The band arrived at Rice Stadium around 9 a.m. on game day. Hejl remembers seeing a helicopter hovering over the field, trying to dry the freshly painted end zones with its whirling blades. The sun never broke through the clouds that day, and it was a dreary 54 degrees when he, Phillips and the rest of the 350-piece band marched onto the field for the pregame show. They started with a few songs typical of a UT show before moving on to a medley of the Dolphins’ and Vikings’ fight songs. Country singer Charley Pride joined them on field to close with “America the Beautiful” and “The Star-Spangled Banner.”
“We had a little trouble with him getting the pitch at the first note because I don’t think we did an intro,” Hejl said of their run-through with Pride the day before. “It was just a drum roll and then you start, that’s the way we normally did it.”

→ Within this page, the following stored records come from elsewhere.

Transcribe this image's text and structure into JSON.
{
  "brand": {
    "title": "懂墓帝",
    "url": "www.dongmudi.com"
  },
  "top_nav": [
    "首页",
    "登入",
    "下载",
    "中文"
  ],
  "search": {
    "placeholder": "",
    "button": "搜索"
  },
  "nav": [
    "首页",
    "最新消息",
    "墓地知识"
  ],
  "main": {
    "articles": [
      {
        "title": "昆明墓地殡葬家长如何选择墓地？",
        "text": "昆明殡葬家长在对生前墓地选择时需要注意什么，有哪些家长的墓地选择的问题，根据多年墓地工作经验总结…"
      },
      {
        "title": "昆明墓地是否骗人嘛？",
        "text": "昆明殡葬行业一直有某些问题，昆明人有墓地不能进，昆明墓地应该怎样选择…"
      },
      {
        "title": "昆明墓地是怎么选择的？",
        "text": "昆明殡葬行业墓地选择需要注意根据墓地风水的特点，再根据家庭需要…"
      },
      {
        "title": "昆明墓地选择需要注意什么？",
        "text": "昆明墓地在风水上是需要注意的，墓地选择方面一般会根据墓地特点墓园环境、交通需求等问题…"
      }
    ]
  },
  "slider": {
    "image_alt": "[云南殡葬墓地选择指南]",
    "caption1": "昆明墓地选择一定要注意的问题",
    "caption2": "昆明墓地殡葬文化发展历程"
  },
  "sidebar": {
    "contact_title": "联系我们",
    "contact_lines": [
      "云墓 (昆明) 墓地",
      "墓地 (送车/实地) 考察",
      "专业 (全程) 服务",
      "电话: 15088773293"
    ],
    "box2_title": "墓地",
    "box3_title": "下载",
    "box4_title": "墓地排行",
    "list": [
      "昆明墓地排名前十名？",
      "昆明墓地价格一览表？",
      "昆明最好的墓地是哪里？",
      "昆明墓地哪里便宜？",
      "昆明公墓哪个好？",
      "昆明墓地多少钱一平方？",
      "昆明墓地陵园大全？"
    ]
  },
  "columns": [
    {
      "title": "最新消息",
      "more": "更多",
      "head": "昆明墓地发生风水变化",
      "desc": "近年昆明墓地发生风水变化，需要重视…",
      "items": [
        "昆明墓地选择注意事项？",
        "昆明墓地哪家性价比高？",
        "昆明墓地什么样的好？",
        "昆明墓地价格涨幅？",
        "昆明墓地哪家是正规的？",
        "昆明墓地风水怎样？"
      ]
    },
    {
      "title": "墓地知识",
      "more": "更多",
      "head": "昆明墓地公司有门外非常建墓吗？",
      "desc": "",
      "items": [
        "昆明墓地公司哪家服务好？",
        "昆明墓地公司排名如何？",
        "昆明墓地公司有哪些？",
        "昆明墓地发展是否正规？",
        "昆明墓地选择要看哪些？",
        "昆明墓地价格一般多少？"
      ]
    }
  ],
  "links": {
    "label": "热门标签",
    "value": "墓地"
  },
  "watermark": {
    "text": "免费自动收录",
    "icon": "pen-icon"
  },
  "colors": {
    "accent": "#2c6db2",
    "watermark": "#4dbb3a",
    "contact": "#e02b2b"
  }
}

The game kicked off at 3:30 p.m. and the band members took their seats in the upper corner of one end zone. A lopsided first half saw Miami lead Minnesota 17-0 after the Vikings were held to 110 yards of offense. Mallett remembers telling her manager as halftime approached that she wouldn’t play if it began to rain.
“It was so cold and so miserable,” Mallett said. “And all I was really worried about was just having fun playing in spite of the weather and getting my little violin back in its nice, safe little waterproof case.”
The rain held off and the show proceeded without incident. The band started with its more traditional music before moving into a large violin formation as Mallett took the field. She stood near the sideline at the 50-yard-line as a semi-circle of trombones, trumpets and saxophones accompanied her for “Orange Blossom Special.”
Once Mallett finished and walked off, the Longhorn Band progressed into the circus portion of the show, including “Barnum and Bailey’s Favorite.” The final portion saw the band play “Grand Ole Flag” and “Stars and Stripes Forever” (the latter while forming an outline of the country on the field) before ending the show the same way it ended every show: by walking off to Texas Fight.
“It was kind of like a home game for us,” said Phillips, now a land manager for a Dallas oil company.
Miami and Minnesota traded touchdowns in a mostly uneventful second half. Once the game ended – a 24-7 Miami win – the band loaded up the buses and headed back to Austin.
“We knew that was the biggest performance we’d probably ever be a part of,” Hejl said.
Mallett can’t say the same. She had a top-10 finish in the Miss America pageant and performed on The Tonight Show with Johnny Carson, who invited her before he invited the Miss America winner because he believed “Miss Texas got robbed,” as Mallett remembers. But looking back on her Super Bowl show, she is glad she could be a part of something that simply doesn’t happen these days.
“It was such a huge privilege,” Mallett said. “You know, I’m proud of the fact that it was wholesome and odd and not obscene and bizarre.”